The Board is not convinced that the Administrative Judge's decision in this case can be sustained on alternative grounds. The Administrative Judge did properly consider mitigating conditions for conduct that was a security concern under Guidelines J and D that are unrelated to her mitigation of Applicant's conduct based on his denial of sexual intent or his denial of money for sex in the 2001 incident. However, the issue of whether we could either affirm the Judge's decision to mitigate Applicant's conduct based on other mitigation or remand this matter to the Judge to determine whether affirmation based on other mitigation would be appropriate, is moot due to the material errors identified under Guideline E. False statements to security investigators reflect adversely on Applicant's judgment, reliability and trustworthiness, independent of whether Applicant could have obtained a favorable decision under one or more other Guidelines.
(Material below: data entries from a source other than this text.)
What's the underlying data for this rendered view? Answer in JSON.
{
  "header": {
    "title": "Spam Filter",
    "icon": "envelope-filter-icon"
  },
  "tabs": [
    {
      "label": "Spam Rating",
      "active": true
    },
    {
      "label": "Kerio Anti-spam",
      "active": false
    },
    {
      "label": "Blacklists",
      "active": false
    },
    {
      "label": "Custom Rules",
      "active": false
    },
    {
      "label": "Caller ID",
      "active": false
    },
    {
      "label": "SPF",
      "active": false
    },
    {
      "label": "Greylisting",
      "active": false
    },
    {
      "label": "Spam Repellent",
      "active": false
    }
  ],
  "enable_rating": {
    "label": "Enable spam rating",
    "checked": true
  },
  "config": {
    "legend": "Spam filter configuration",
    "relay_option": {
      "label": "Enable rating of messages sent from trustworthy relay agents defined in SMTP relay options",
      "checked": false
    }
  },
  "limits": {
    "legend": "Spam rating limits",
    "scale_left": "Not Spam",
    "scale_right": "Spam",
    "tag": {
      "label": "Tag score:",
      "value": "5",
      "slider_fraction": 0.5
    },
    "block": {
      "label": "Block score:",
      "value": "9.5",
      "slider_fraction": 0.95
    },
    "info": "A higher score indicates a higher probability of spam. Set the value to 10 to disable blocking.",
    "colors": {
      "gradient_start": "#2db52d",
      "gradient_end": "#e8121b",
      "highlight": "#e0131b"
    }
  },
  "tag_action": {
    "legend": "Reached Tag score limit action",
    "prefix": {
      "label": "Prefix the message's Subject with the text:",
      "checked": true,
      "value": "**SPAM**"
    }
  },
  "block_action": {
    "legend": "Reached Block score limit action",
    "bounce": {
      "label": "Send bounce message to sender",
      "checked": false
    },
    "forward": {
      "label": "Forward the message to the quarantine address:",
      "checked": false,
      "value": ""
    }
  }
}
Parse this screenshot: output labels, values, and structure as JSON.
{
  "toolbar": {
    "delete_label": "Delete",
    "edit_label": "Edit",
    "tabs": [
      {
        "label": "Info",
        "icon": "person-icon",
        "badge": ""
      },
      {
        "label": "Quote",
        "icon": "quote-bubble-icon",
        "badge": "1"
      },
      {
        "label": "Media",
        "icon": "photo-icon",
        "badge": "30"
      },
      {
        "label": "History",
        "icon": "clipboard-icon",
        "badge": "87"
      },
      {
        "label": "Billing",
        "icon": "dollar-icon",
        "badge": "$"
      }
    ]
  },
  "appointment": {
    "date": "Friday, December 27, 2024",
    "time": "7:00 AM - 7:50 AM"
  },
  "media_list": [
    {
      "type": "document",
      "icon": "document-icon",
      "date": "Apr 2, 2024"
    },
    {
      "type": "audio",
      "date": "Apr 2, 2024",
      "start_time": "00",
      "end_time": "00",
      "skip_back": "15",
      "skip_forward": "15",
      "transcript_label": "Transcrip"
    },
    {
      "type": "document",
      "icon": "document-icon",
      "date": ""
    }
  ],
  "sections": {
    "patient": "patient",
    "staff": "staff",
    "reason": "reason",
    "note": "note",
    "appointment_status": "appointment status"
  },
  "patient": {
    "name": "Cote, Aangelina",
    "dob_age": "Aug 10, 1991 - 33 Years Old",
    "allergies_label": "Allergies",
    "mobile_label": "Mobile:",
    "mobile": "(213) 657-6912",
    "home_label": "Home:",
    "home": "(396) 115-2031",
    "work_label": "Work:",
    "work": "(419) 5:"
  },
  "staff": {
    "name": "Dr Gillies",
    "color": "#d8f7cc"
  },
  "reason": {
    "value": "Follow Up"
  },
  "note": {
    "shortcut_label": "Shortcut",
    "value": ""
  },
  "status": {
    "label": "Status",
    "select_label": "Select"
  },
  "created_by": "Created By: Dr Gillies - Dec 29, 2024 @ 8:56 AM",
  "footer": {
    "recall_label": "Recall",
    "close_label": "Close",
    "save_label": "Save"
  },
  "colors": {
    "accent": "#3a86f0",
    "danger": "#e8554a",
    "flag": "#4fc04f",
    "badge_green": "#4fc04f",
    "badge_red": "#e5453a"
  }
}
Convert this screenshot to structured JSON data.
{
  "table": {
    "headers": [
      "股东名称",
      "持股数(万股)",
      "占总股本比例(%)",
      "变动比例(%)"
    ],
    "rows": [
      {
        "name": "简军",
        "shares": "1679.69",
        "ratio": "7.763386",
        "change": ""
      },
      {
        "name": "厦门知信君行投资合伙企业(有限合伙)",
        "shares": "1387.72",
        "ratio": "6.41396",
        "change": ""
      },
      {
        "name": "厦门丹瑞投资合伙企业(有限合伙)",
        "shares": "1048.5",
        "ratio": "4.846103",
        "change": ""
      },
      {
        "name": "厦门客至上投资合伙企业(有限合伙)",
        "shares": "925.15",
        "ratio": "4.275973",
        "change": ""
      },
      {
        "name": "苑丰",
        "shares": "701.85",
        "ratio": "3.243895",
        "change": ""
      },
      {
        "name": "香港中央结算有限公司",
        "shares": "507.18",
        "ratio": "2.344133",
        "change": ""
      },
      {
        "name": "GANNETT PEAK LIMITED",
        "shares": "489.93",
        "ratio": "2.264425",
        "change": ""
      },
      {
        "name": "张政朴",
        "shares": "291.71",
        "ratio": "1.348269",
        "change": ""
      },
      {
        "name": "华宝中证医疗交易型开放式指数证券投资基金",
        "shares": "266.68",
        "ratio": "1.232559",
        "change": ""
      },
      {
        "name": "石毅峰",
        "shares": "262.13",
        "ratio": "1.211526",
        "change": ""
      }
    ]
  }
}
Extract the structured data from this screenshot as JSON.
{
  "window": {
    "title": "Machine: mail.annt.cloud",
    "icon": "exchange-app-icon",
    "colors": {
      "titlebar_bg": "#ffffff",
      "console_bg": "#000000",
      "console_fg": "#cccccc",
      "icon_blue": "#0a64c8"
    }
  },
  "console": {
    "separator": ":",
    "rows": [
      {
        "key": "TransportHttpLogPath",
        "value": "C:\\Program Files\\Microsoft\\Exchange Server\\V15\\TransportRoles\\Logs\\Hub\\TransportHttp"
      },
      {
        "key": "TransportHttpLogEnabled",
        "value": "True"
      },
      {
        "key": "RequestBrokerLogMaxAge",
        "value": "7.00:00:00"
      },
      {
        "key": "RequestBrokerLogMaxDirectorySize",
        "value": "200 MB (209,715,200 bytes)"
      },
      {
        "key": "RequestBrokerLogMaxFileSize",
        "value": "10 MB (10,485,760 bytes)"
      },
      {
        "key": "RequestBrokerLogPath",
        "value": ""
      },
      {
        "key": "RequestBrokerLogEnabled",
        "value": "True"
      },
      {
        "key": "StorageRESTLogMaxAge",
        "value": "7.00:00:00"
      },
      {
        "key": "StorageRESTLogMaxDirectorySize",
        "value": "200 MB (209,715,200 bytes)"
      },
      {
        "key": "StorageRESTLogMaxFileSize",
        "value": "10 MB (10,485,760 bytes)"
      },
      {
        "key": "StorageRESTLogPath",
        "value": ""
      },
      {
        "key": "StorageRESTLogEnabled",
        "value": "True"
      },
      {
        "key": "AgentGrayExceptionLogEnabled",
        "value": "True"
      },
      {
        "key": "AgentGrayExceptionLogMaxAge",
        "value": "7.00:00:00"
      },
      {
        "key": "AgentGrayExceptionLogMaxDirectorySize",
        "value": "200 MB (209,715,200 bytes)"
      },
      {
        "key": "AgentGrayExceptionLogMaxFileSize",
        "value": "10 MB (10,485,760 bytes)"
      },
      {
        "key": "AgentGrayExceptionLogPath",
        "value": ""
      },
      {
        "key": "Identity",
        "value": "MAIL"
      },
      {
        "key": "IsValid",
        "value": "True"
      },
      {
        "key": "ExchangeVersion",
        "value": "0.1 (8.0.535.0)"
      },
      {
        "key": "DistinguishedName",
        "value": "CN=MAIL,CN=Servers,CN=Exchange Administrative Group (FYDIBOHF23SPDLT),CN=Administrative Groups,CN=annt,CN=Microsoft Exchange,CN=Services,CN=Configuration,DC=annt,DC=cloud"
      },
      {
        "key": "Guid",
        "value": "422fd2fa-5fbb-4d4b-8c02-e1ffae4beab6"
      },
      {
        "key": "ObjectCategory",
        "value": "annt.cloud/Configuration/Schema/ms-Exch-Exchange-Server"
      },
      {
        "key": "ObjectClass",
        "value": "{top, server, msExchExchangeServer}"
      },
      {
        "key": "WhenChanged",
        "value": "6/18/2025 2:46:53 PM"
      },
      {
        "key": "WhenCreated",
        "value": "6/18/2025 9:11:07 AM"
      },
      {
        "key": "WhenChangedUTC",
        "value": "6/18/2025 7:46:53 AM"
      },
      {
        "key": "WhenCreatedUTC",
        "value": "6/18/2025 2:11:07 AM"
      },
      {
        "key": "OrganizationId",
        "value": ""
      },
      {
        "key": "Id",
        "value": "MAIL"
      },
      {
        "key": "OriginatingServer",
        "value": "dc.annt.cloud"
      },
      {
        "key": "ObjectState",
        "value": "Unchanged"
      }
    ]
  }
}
See ISCR Case No. 02-30369 at 7 (App. Bd. Oct. 27, 2006).

Considering the record evidence as a whole, it is unlikely that a favorable clearance decision would be sustainable and that the identified errors could be remedied by remand. See ISCR Case No. 04-07714 at 7 (App. Bd. Oct 19, 2006) and ISCR Case No. 03-22861 at 3 (App. Bd. June 2, 2006). Viewed cumulatively, the Judge's errors warrant reversal. See ISCR Case No. 03-10380 at 7 (App. Bd. July 28, 2006).

Order

The judgment of the Administrative Judge granting Applicant a clearance is REVERSED.

Signed: Michael D. Hipple

Michael D. Hipple

Administrative Judge

Member, Appeal Board

Signed: Jean E. Smallin

Jean E. Smallin

Administrative Judge

Member, Appeal Board

I agree with the analysis provided by my colleagues that the expert opinion as to Applicant's truthfulness usurped the Administrative Judge's fact finding responsibilities and that it should have been discounted. The remaining evidence consists in large measure of Applicant's own testimony at the hearing, which is not plausible on its face and which is not totally consistent with his 2004 statement. This evidence, in my opinion, cannot reasonably sustain Applicant's burden of persuasion, in view of the applicable standard that a favorable clearance decision must be "clearly consistent with the national interest." Department of the Navy v. Egan, 484 U.S. 518, 528 (1988); Executive Order 10865 § 2 (February 20, 1960, as amended) (emphasis added).

Signed: James E. Moody

James E. Moody

Administrative Judge

Member, Appeal Board

1. The Judge did conclude that the Government established security concerns under Personal Conduct Disqualifying Condition 5 due to a pattern of dishonesty or rules violations in his assertion to DSS that he did not offer money for sex in 2001. That inconsistency will be addressed later in this decision.